Estimation of the Absolute Bioavailability of Rivastigmine in Patients with Mild to Moderate Dementia of the Alzheimer’s Type

Objective To investigate the bioavailability of rivastigmine, an approved therapy for patients with mild to moderate dementia of the Alzheimer’s type, at the highest approved single dose of 6mg. Design and setting Randomised, two-period crossover, single-centre, non-blinded, inpatient study. Patients and participants Eleven patients (five females and six males) with mean age 69.5 years. Methods The 6mg oral dose was compared with a 2mg intravenous dose of rivastigmine infused over a 1-hour period. Plasma concentrations of rivastigmine and its metabolite NAP 226-90 were measured with a gas chromatographic/mass spectrometric method.
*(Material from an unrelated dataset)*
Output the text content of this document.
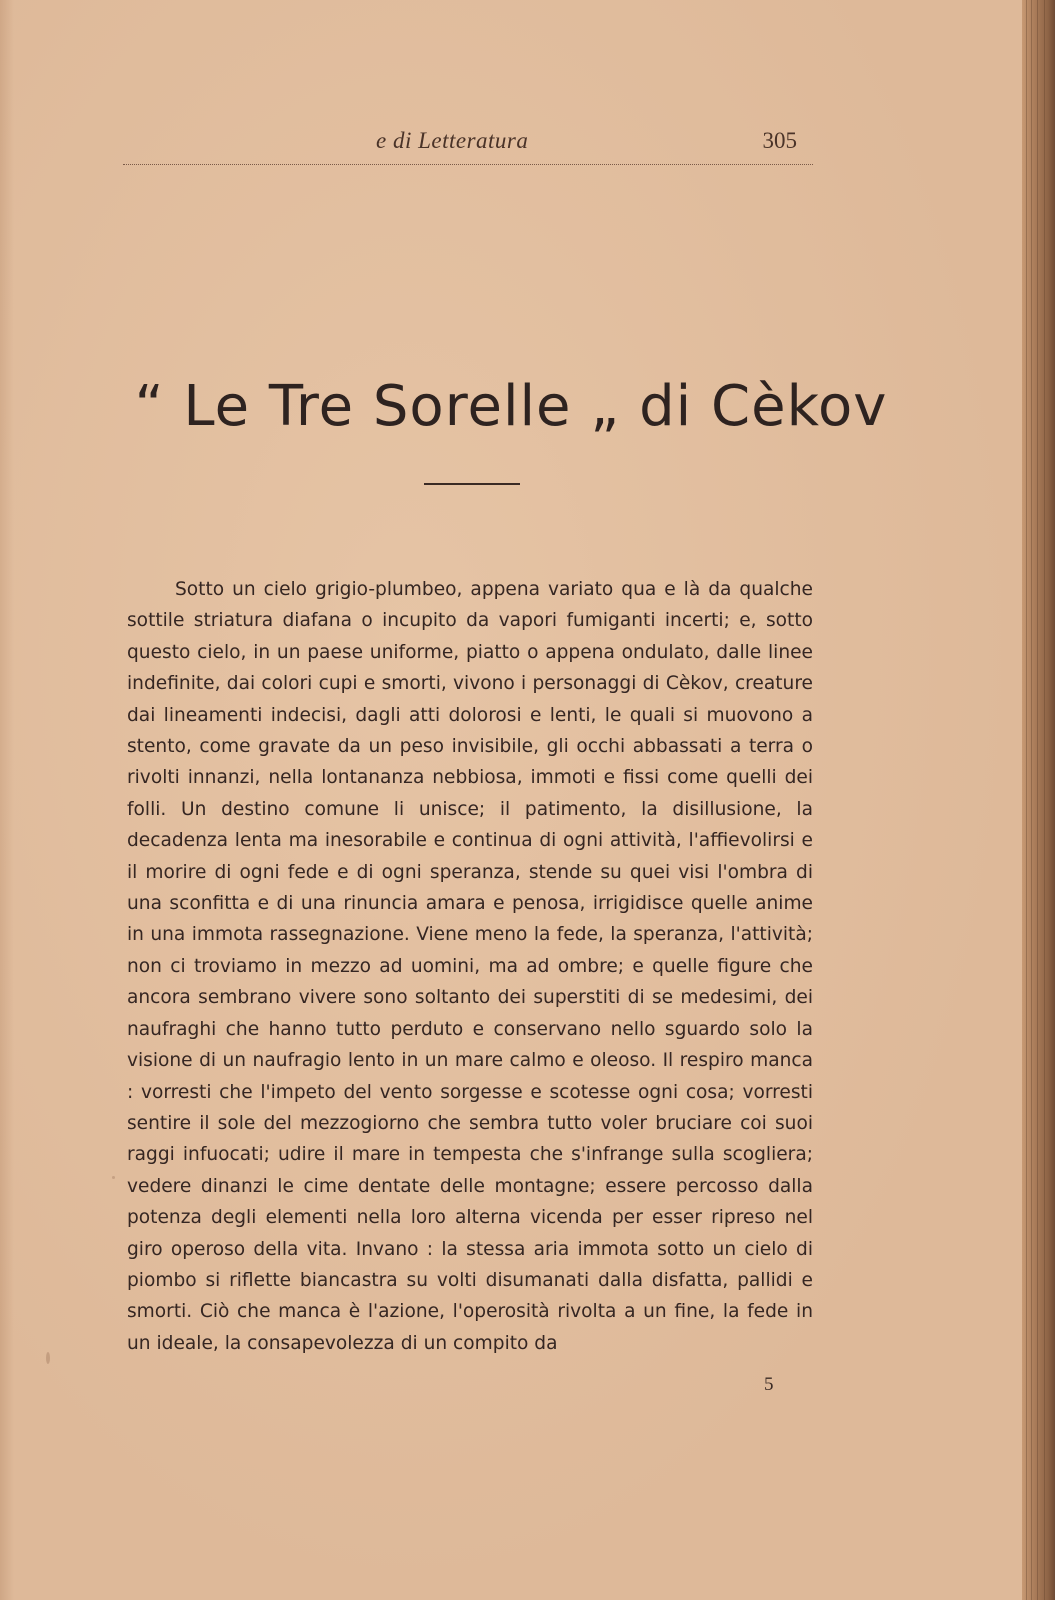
e di Letteratura	305
“ Le Tre Sorelle „ di Cèkov

Sotto un cielo grigio-plumbeo, appena variato qua e là da qualche sottile striatura diafana o incupito da vapori fumiganti incerti; e, sotto questo cielo, in un paese uniforme, piatto o appena ondulato, dalle linee indefinite, dai colori cupi e smorti, vivono i personaggi di Cèkov, creature dai lineamenti indecisi, dagli atti dolorosi e lenti, le quali si muovono a stento, come gravate da un peso invisibile, gli occhi abbassati a terra o rivolti innanzi, nella lontananza nebbiosa, immoti e fissi come quelli dei folli. Un destino comune li unisce; il patimento, la disillusione, la decadenza lenta ma inesorabile e continua di ogni attività, l'affievolirsi e il morire di ogni fede e di ogni speranza, stende su quei visi l'ombra di una sconfitta e di una rinuncia amara e penosa, irrigidisce quelle anime in una immota rassegnazione. Viene meno la fede, la speranza, l'attività; non ci troviamo in mezzo ad uomini, ma ad ombre; e quelle figure che ancora sembrano vivere sono soltanto dei superstiti di se medesimi, dei naufraghi che hanno tutto perduto e conservano nello sguardo solo la visione di un naufragio lento in un mare calmo e oleoso. Il respiro manca : vorresti che l'impeto del vento sorgesse e scotesse ogni cosa; vorresti sentire il sole del mezzogiorno che sembra tutto voler bruciare coi suoi raggi infuocati; udire il mare in tempesta che s'infrange sulla scogliera; vedere dinanzi le cime dentate delle montagne; essere percosso dalla potenza degli elementi nella loro alterna vicenda per esser ripreso nel giro operoso della vita. Invano : la stessa aria immota sotto un cielo di piombo si riflette biancastra su volti disumanati dalla disfatta, pallidi e smorti. Ciò che manca è l'azione, l'operosità rivolta a un fine, la fede in un ideale, la consapevolezza di un compito da

5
Results Following oral administration of a single 6mg capsule, rivastigmine is rapidly absorbed with an average time to peak plasma concentration of about 1 hour and an average peak concentration of about 25.6 µg/L. By a noncompartmental approach, the absolute bioavailability of the 6mg oral dose of rivastigmine was 71.7% when compared with a 2mg intravenous infusion normalised for dose. By using a population pharmacokinetic model with Michaelis-Menten elimination, absolute bioavailability was estimated at 60.2%. The average terminal elimination half-life of rivastigmine ranged from 1.4 to 1.7 hours for both treatments. Plasma concentrations of the major metabolite, NAP 226-90, formed by the hydrolysis of rivastigmine by cholinesterase are lower than those of the parent compound following oral and intravenous administration. Conclusion A noncompartmental approach and a compartmental approach based on a population pharmacokinetic model with Michaelis-Menten elimination yielded comparable values, 71.7% and 60.2% respectively, for the absolute bioavailability of a single 6mg oral dose of rivastigmine. Comparison with previous studies confirmed that the oral form of the drug exhibits increased bioavailability with increasing dose, consistent with its nonlinear pharmacokinetics.